Das Abkommen soll nicht "durchgewunken" werden

Großbritannien war zum 1. Februar aus der EU ausgetreten. Bis Jahresende bleibt es aber noch im EU-Binnenmarkt und in der Zollunion. Diese Übergangsphase wollten beide Seiten eigentlich nutzen, um ein Handelsabkommen zu vereinbaren. Die Gespräche kamen aber über Monate kaum voran. Hauptstreitpunkte sind nach wie vor faire Wettbewerbsbedingungen, die Kontrolle eines künftigen Abkommens und die Fangrechte für EU-Fischer in britischen Gewässern.

Sollte es noch einen Verhandlungsdurchbruch geben, müsste das voraussichtlich hunderte Seiten lange Handelsabkommen zumindest noch vom Europaparlament gebilligt werden, um zum Jahreswechsel in Kraft zu treten. Dafür muss zunächst die englische Originalfassung in alle anderen 23 Amtssprachen der EU übersetzt und jeweils einer juristischen Prüfung unterzogen werden.

Führende EU-Abgeordnete hatten zudem wiederholt unterstrichen, ein eventuelles Abkommen nicht einfach "durchwinken" zu wollen. "Das Europaparlament wird eine ordentliche Bewertung durchführen, wenn wir ein Abkommen haben", sagte der Fraktionschef der Konservativen, Manfred Weber (CSU). Dazu gehöre etwa eine Beurteilung der zuständigen Parlamentsausschüsse.
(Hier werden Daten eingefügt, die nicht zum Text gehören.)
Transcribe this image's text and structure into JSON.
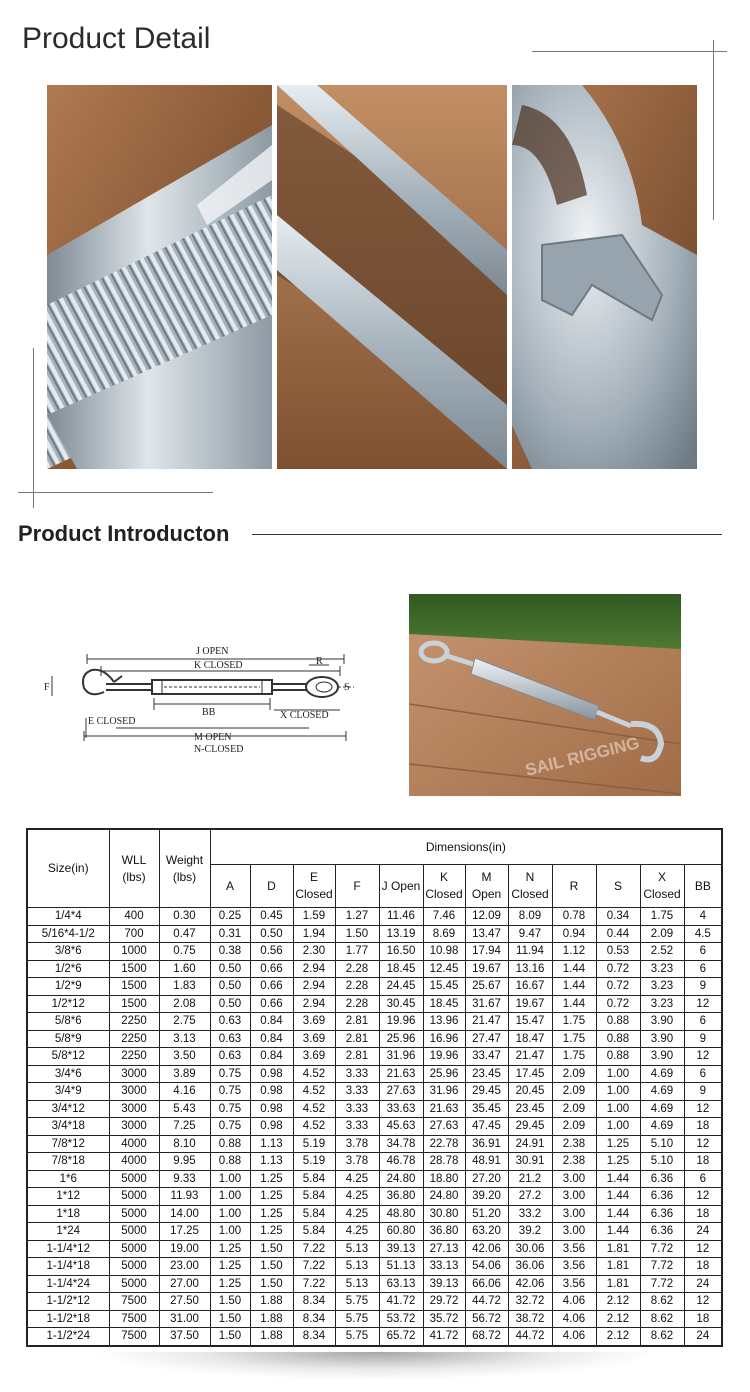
{
  "header": {
    "title": "Product Detail"
  },
  "intro": {
    "title": "Product Introducton"
  },
  "diagram": {
    "labels": {
      "j_open": "J OPEN",
      "k_closed": "K CLOSED",
      "r": "R",
      "f": "F",
      "s": "S",
      "bb": "BB",
      "e_closed": "E CLOSED",
      "x_closed": "X CLOSED",
      "m_open": "M OPEN",
      "n_closed": "N-CLOSED"
    }
  },
  "photo_watermark": "SAIL RIGGING",
  "colors": {
    "steel": "#b9c4cc",
    "wood": "#8a5a36",
    "grass": "#3d6b2a"
  },
  "table": {
    "headers": {
      "size": "Size(in)",
      "wll": "WLL (lbs)",
      "weight": "Weight (lbs)",
      "dimensions": "Dimensions(in)",
      "cols": [
        "A",
        "D",
        "E Closed",
        "F",
        "J Open",
        "K Closed",
        "M Open",
        "N Closed",
        "R",
        "S",
        "X Closed",
        "BB"
      ]
    },
    "rows": [
      [
        "1/4*4",
        "400",
        "0.30",
        "0.25",
        "0.45",
        "1.59",
        "1.27",
        "11.46",
        "7.46",
        "12.09",
        "8.09",
        "0.78",
        "0.34",
        "1.75",
        "4"
      ],
      [
        "5/16*4-1/2",
        "700",
        "0.47",
        "0.31",
        "0.50",
        "1.94",
        "1.50",
        "13.19",
        "8.69",
        "13.47",
        "9.47",
        "0.94",
        "0.44",
        "2.09",
        "4.5"
      ],
      [
        "3/8*6",
        "1000",
        "0.75",
        "0.38",
        "0.56",
        "2.30",
        "1.77",
        "16.50",
        "10.98",
        "17.94",
        "11.94",
        "1.12",
        "0.53",
        "2.52",
        "6"
      ],
      [
        "1/2*6",
        "1500",
        "1.60",
        "0.50",
        "0.66",
        "2.94",
        "2.28",
        "18.45",
        "12.45",
        "19.67",
        "13.16",
        "1.44",
        "0.72",
        "3.23",
        "6"
      ],
      [
        "1/2*9",
        "1500",
        "1.83",
        "0.50",
        "0.66",
        "2.94",
        "2.28",
        "24.45",
        "15.45",
        "25.67",
        "16.67",
        "1.44",
        "0.72",
        "3.23",
        "9"
      ],
      [
        "1/2*12",
        "1500",
        "2.08",
        "0.50",
        "0.66",
        "2.94",
        "2.28",
        "30.45",
        "18.45",
        "31.67",
        "19.67",
        "1.44",
        "0.72",
        "3.23",
        "12"
      ],
      [
        "5/8*6",
        "2250",
        "2.75",
        "0.63",
        "0.84",
        "3.69",
        "2.81",
        "19.96",
        "13.96",
        "21.47",
        "15.47",
        "1.75",
        "0.88",
        "3.90",
        "6"
      ],
      [
        "5/8*9",
        "2250",
        "3.13",
        "0.63",
        "0.84",
        "3.69",
        "2.81",
        "25.96",
        "16.96",
        "27.47",
        "18.47",
        "1.75",
        "0.88",
        "3.90",
        "9"
      ],
      [
        "5/8*12",
        "2250",
        "3.50",
        "0.63",
        "0.84",
        "3.69",
        "2.81",
        "31.96",
        "19.96",
        "33.47",
        "21.47",
        "1.75",
        "0.88",
        "3.90",
        "12"
      ],
      [
        "3/4*6",
        "3000",
        "3.89",
        "0.75",
        "0.98",
        "4.52",
        "3.33",
        "21.63",
        "25.96",
        "23.45",
        "17.45",
        "2.09",
        "1.00",
        "4.69",
        "6"
      ],
      [
        "3/4*9",
        "3000",
        "4.16",
        "0.75",
        "0.98",
        "4.52",
        "3.33",
        "27.63",
        "31.96",
        "29.45",
        "20.45",
        "2.09",
        "1.00",
        "4.69",
        "9"
      ],
      [
        "3/4*12",
        "3000",
        "5.43",
        "0.75",
        "0.98",
        "4.52",
        "3.33",
        "33.63",
        "21.63",
        "35.45",
        "23.45",
        "2.09",
        "1.00",
        "4.69",
        "12"
      ],
      [
        "3/4*18",
        "3000",
        "7.25",
        "0.75",
        "0.98",
        "4.52",
        "3.33",
        "45.63",
        "27.63",
        "47.45",
        "29.45",
        "2.09",
        "1.00",
        "4.69",
        "18"
      ],
      [
        "7/8*12",
        "4000",
        "8.10",
        "0.88",
        "1.13",
        "5.19",
        "3.78",
        "34.78",
        "22.78",
        "36.91",
        "24.91",
        "2.38",
        "1.25",
        "5.10",
        "12"
      ],
      [
        "7/8*18",
        "4000",
        "9.95",
        "0.88",
        "1.13",
        "5.19",
        "3.78",
        "46.78",
        "28.78",
        "48.91",
        "30.91",
        "2.38",
        "1.25",
        "5.10",
        "18"
      ],
      [
        "1*6",
        "5000",
        "9.33",
        "1.00",
        "1.25",
        "5.84",
        "4.25",
        "24.80",
        "18.80",
        "27.20",
        "21.2",
        "3.00",
        "1.44",
        "6.36",
        "6"
      ],
      [
        "1*12",
        "5000",
        "11.93",
        "1.00",
        "1.25",
        "5.84",
        "4.25",
        "36.80",
        "24.80",
        "39.20",
        "27.2",
        "3.00",
        "1.44",
        "6.36",
        "12"
      ],
      [
        "1*18",
        "5000",
        "14.00",
        "1.00",
        "1.25",
        "5.84",
        "4.25",
        "48.80",
        "30.80",
        "51.20",
        "33.2",
        "3.00",
        "1.44",
        "6.36",
        "18"
      ],
      [
        "1*24",
        "5000",
        "17.25",
        "1.00",
        "1.25",
        "5.84",
        "4.25",
        "60.80",
        "36.80",
        "63.20",
        "39.2",
        "3.00",
        "1.44",
        "6.36",
        "24"
      ],
      [
        "1-1/4*12",
        "5000",
        "19.00",
        "1.25",
        "1.50",
        "7.22",
        "5.13",
        "39.13",
        "27.13",
        "42.06",
        "30.06",
        "3.56",
        "1.81",
        "7.72",
        "12"
      ],
      [
        "1-1/4*18",
        "5000",
        "23.00",
        "1.25",
        "1.50",
        "7.22",
        "5.13",
        "51.13",
        "33.13",
        "54.06",
        "36.06",
        "3.56",
        "1.81",
        "7.72",
        "18"
      ],
      [
        "1-1/4*24",
        "5000",
        "27.00",
        "1.25",
        "1.50",
        "7.22",
        "5.13",
        "63.13",
        "39.13",
        "66.06",
        "42.06",
        "3.56",
        "1.81",
        "7.72",
        "24"
      ],
      [
        "1-1/2*12",
        "7500",
        "27.50",
        "1.50",
        "1.88",
        "8.34",
        "5.75",
        "41.72",
        "29.72",
        "44.72",
        "32.72",
        "4.06",
        "2.12",
        "8.62",
        "12"
      ],
      [
        "1-1/2*18",
        "7500",
        "31.00",
        "1.50",
        "1.88",
        "8.34",
        "5.75",
        "53.72",
        "35.72",
        "56.72",
        "38.72",
        "4.06",
        "2.12",
        "8.62",
        "18"
      ],
      [
        "1-1/2*24",
        "7500",
        "37.50",
        "1.50",
        "1.88",
        "8.34",
        "5.75",
        "65.72",
        "41.72",
        "68.72",
        "44.72",
        "4.06",
        "2.12",
        "8.62",
        "24"
      ]
    ]
  }
}
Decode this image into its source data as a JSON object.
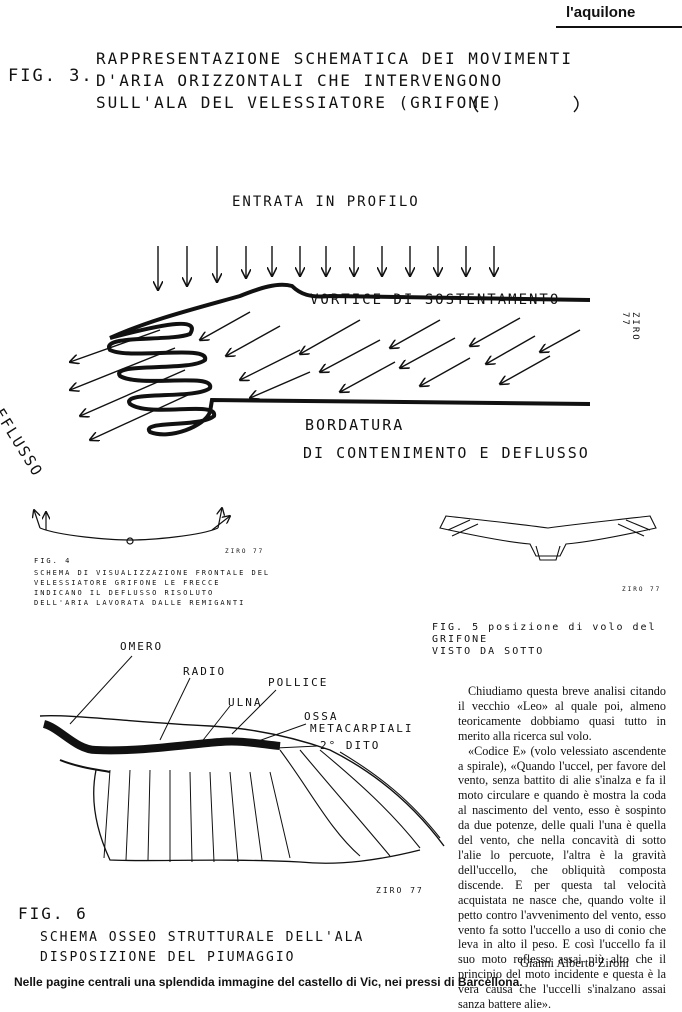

Der Abstimmungstermin ist kaum noch machbar

Der ursprünglich vorgesehene Termin für eine Abstimmung im Parlamentsplenum während der zweiten Dezember-Sitzung kurz vor Weihnachten ist nach Angaben aus Parlamentskreisen mittlerweile kaum noch machbar. Ein Votum per Fernabstimmung ist demnach aber noch später denkbar.

Ohne Einigung würden im Handel zwischen Großbritannien und der EU zum Jahreswechsel Zölle erhoben. Wirtschaftsverbände rechnen dann nicht nur mit massiven Staus an den Grenzen im Lieferverkehr, sondern auch mit Milliarden an Mehrkosten und Einnahmeausfällen.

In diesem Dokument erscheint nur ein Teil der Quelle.